Concerned about crime in the Cayman Islands?
You should be.
But before you start wringing your hands and fretting about the increase in crime, take a good hard look in the mirror.
Are you part of the problem?
Any time any member of this society commits civil disobedience he or she is contributing to an overall attitude that breaking the law is OK.
Civil disobedience occurs each time an able person parks in a handicapped parking space.
Civil disobedience happens when drivers park their cars illegally; be it downtown or anywhere.
Civil disobedience takes form when a driver or passenger refuses to wear a seatbelt.
Civil disobedience takes place when a parent or guardian ferries a small child in his or her car without using a car seat.
Civil disobedience is defined as a violation of law in protest.
While breaking ‘little laws’ may not be done in an overt attempt at protest, it certainly is a snub at authority.
Our law enforcement officials must dedicate part of their staff to enforcing the laws that are supposed to stop people from breaking all laws, even the little ones.
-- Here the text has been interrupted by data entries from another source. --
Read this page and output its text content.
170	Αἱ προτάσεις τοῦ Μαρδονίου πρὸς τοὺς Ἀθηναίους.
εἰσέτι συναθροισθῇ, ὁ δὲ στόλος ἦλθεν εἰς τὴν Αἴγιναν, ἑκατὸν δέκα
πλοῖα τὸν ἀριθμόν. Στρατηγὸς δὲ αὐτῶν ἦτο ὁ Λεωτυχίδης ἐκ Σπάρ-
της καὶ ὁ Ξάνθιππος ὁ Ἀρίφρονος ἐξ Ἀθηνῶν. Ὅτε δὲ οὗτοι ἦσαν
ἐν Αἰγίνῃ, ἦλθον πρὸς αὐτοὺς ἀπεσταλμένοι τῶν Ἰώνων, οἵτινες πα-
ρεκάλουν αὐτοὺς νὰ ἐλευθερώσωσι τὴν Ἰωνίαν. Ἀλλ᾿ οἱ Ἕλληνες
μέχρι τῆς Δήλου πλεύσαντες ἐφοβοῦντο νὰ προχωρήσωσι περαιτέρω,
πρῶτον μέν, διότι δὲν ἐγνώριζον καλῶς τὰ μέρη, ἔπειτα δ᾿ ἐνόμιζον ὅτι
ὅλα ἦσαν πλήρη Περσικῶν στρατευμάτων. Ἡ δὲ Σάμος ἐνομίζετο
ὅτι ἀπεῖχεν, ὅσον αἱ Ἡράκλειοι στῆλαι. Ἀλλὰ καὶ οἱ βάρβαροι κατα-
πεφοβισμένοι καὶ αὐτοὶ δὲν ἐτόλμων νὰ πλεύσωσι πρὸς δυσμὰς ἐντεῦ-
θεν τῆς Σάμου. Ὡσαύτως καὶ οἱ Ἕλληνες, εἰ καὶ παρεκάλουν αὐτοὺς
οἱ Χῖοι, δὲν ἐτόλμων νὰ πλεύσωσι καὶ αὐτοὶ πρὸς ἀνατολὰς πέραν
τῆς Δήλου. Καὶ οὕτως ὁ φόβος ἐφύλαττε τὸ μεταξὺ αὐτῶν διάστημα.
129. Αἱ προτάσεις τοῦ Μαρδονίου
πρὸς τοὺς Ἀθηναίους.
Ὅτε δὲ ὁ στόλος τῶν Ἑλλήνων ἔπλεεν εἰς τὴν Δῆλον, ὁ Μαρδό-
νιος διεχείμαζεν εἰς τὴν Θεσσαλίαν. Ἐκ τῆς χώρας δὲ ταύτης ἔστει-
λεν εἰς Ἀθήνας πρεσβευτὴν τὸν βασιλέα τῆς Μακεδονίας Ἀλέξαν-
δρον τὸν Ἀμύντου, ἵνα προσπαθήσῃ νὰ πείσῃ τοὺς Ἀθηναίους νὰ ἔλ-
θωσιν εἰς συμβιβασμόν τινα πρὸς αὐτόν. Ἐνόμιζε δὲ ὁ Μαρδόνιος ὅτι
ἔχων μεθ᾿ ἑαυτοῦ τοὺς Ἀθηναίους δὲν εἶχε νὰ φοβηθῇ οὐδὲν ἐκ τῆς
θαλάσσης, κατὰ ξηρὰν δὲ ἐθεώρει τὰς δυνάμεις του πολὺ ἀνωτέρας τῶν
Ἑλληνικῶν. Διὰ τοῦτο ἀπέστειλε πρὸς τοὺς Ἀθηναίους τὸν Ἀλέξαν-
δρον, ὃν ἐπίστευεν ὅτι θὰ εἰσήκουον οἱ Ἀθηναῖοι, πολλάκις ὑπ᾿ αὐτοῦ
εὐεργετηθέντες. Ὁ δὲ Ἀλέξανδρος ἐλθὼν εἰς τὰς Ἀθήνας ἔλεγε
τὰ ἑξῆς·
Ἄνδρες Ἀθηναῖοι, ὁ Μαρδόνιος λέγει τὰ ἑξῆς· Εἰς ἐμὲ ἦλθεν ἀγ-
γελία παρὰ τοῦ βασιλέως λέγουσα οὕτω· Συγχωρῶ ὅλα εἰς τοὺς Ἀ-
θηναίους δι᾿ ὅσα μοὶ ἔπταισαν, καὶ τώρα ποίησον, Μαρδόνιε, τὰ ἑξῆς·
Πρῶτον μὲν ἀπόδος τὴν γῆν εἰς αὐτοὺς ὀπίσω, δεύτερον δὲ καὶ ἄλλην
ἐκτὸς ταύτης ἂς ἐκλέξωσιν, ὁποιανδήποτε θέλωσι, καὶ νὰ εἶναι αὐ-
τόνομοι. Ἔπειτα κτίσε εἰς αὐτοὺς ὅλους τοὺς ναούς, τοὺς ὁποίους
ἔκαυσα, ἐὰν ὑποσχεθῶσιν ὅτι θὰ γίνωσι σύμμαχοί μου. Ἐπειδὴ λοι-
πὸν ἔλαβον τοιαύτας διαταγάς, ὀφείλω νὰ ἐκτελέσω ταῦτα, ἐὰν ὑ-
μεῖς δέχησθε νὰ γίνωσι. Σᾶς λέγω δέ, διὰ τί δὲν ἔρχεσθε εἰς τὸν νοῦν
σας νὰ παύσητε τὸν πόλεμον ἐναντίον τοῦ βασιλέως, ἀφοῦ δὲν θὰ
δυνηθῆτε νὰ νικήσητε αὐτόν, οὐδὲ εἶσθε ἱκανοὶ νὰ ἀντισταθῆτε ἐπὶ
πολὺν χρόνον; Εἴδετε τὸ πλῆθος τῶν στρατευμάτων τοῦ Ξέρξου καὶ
A ticket and a fine for illegal parking, refusing to use car seats or seatbelts or any other myriad methods of disobedience would certainly be a deterrent to future misbehaviour.
Too, if the enforcement of law is seen by children it will reinforce the idea that doing wrong results in bad consequences; a lesson that needs to be reinforced in many homes.
Children who aren’t disciplined grow up to be adults who, when fined for breaking the ‘little laws’ or hauled in to court for breaking the ‘big laws, will balk at the idea of punishment.
Too many parents are doing their children a disservice by not teaching them discipline.
And every time an adult breaks a ‘little law’ and a child sees it, that child will develop the notion that it’s OK to snub authority.
If we don’t start enforcing the ‘little laws’ we will continue to see an increase in crime in the Cayman Islands.